Set in southern California during Reagan's 1980s, Michael Scott Moore's first novel follows the exploits of two teenage boys: Eric, an intelligent, thoughtful, socially restless honors student, and Tom, a defiant, posturing rebel, with a Clockwork Orange complex and a taste for cocaine and cowboy hats. Fifteen years after his ostensibly accidental death at the hands of Tom, Eric narrates the story of his last few months on earth. He believes he is a nefesh, a restless Jewish ghost that wanders the earth until put at ease, and he ultimately realizes that in order to find peace he must reconcile his resentment and vengefulness with his own enduring incredulousness over his premature death. This humorous, honest, and, at times, heartbreaking book introduces a new city to the atlas of imaginary American towns. Moore's Calaveras Beach is a microcosm of L.A.'s protean pop culture, where Rasta beach bums, trust-fund gutter punks, and Nicaraguan drug lords weave in and out of the lives of grieving hausfraus, pitiable driver's-ed instructors, and awkward adolescents. All mix seamlessly in this enjoyable debut novel about the confusion and frustration we face while coming of age, and the fears and apprehensions that may persist well after death.
Since finishing the book, it has been in my thoughts frequently; it is a gauge against which I compare my own experiences growing up with the characters Moore has created. The author and I grew up in the same area, only a couple of years apart; we attended the same highschool for a couple of overlapping years, and a number of the locations he has so successfully described in the abstract are readily identifiable as "real" locations in our hometown. The imagery that he manages to pull up elicits a gut level comprehension of the Los Angeles climate. Los Angeles is constantly buzzing with activity, a proof of the converse of the adage "still waters run deep." The surface buzz of Los Angeles is sizable, its populace constantly vibrating on the edge of the now and the next, but with limited consideration for what comes after "next," or the past. Los Angeles isn't so much "sunny" as in a state of constant "glare." The sky isn't blue, nor is it often brown with smog; it's usually a matte silver tone -- a color that tends to simply amplify the sun's natural brightness to a dizzying shine that makes things stand out intensely. But over time that glare damages that which it shines upon, simply by its own intensity. Moore's novel is like that as well. As clearly as it depicts the world we lived in, it also has worn some of the polish from it. With regard to another review that posits that deviation from the norm is what leads to the death of the main character, I read it as the reverse: Eric is brought down because of a critically mistimed attempt at bald honesty. It has less to do with conformity than a lack of emotional tools in youth to deal with difficult situations, or to reason out their consequences.
great book
Published by Thriftbooks.com User , 21 years ago
A fine book that got my attension from the first page. A fun read with great depth.
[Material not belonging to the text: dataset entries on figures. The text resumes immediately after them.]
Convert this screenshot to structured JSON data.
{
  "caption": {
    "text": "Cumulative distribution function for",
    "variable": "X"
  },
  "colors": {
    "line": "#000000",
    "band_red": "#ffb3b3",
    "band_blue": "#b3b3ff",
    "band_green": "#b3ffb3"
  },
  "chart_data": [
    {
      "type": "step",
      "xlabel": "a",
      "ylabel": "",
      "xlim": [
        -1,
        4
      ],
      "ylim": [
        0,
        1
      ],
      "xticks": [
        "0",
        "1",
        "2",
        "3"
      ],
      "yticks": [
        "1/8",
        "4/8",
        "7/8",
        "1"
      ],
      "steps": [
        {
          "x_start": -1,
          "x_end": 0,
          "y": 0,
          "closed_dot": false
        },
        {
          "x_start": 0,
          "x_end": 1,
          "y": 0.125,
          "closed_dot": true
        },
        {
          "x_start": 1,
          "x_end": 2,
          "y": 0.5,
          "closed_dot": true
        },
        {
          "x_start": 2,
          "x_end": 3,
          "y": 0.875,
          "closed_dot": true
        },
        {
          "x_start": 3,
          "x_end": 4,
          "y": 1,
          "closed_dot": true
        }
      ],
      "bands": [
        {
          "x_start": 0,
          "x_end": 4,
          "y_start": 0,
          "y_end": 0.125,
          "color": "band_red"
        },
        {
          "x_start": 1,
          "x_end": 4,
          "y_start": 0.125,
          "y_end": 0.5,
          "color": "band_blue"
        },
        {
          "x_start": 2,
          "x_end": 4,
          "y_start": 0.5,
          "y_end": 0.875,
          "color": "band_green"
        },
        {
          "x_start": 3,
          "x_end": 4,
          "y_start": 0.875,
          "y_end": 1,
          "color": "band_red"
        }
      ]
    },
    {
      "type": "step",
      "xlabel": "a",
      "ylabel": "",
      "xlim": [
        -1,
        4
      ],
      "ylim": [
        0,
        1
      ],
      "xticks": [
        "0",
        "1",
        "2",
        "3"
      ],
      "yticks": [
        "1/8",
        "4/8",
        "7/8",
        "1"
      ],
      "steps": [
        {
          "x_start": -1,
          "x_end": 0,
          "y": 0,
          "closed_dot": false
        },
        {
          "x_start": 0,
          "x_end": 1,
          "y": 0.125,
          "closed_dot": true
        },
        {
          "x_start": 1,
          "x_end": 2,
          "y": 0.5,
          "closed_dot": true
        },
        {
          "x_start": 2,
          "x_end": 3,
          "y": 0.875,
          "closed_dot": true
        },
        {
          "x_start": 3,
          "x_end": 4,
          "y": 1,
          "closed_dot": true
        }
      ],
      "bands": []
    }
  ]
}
lyrical, engrossing, and razor-sharp
Published by Thriftbooks.com User , 21 years ago
Moore's first long-form outing certainly doesn't seem like it; he writes with grace and assurance. The Calaveras Beach of Eric Sperling's childhood is realized both poetically and economically, and Eric's friends, classmates and family are realistically drawn, yet still have a certain unearthliness. Anyone who was a teenager in the eighties or later should recognize Moore's unsentimental adolescents with a pang--the shifting allegiances, the social faux pas, the desperation of kids on the brink of adulthood trying to make a place for themselves. I didn't expect to be drawn in or held as closely as I was; too many coming-of-age stories focus on shock without substance, but such is not the case here at all. Looking forward to more from this author.
Very funny and strange
Published by Thriftbooks.com User , 21 years ago
A hybrid coming-of-age/ghost story set in the fictional town of Calaveras Beach. The story of Eric's (the narrator's) hapless young rebellion in suburban L.A. may remind some readers of Julian Barnes' Metroland; his misadventures in L.A.'s underground circa 1983 will remind other people of Denis Johnson; and the ghost narrative will inevitably be compared to The Lovely Bones -- except that Too Much of Nothing is much funnier and less sentimental.
Dead on
Published by Thriftbooks.com User , 21 years ago
I grew up in the environment Moore describes and can confirm that he has captured it perfectly -- but brought its shallowness into a clarity that I sure didn't see growing up. Moore is biting and funny, nostalgic and sad all at once, and he performs a brilliant trick of sneaking a looming dread into a narrative bright with the glare of upper-middle-class sunniness. Just as nice is his creation of complex, true-to-life characters and a beach town that seems to bleed off the pages of the book, like Altman movies seem to have a life outside the camera's eye: You get a sense that there's much more going on. You want to come back and keep poking around.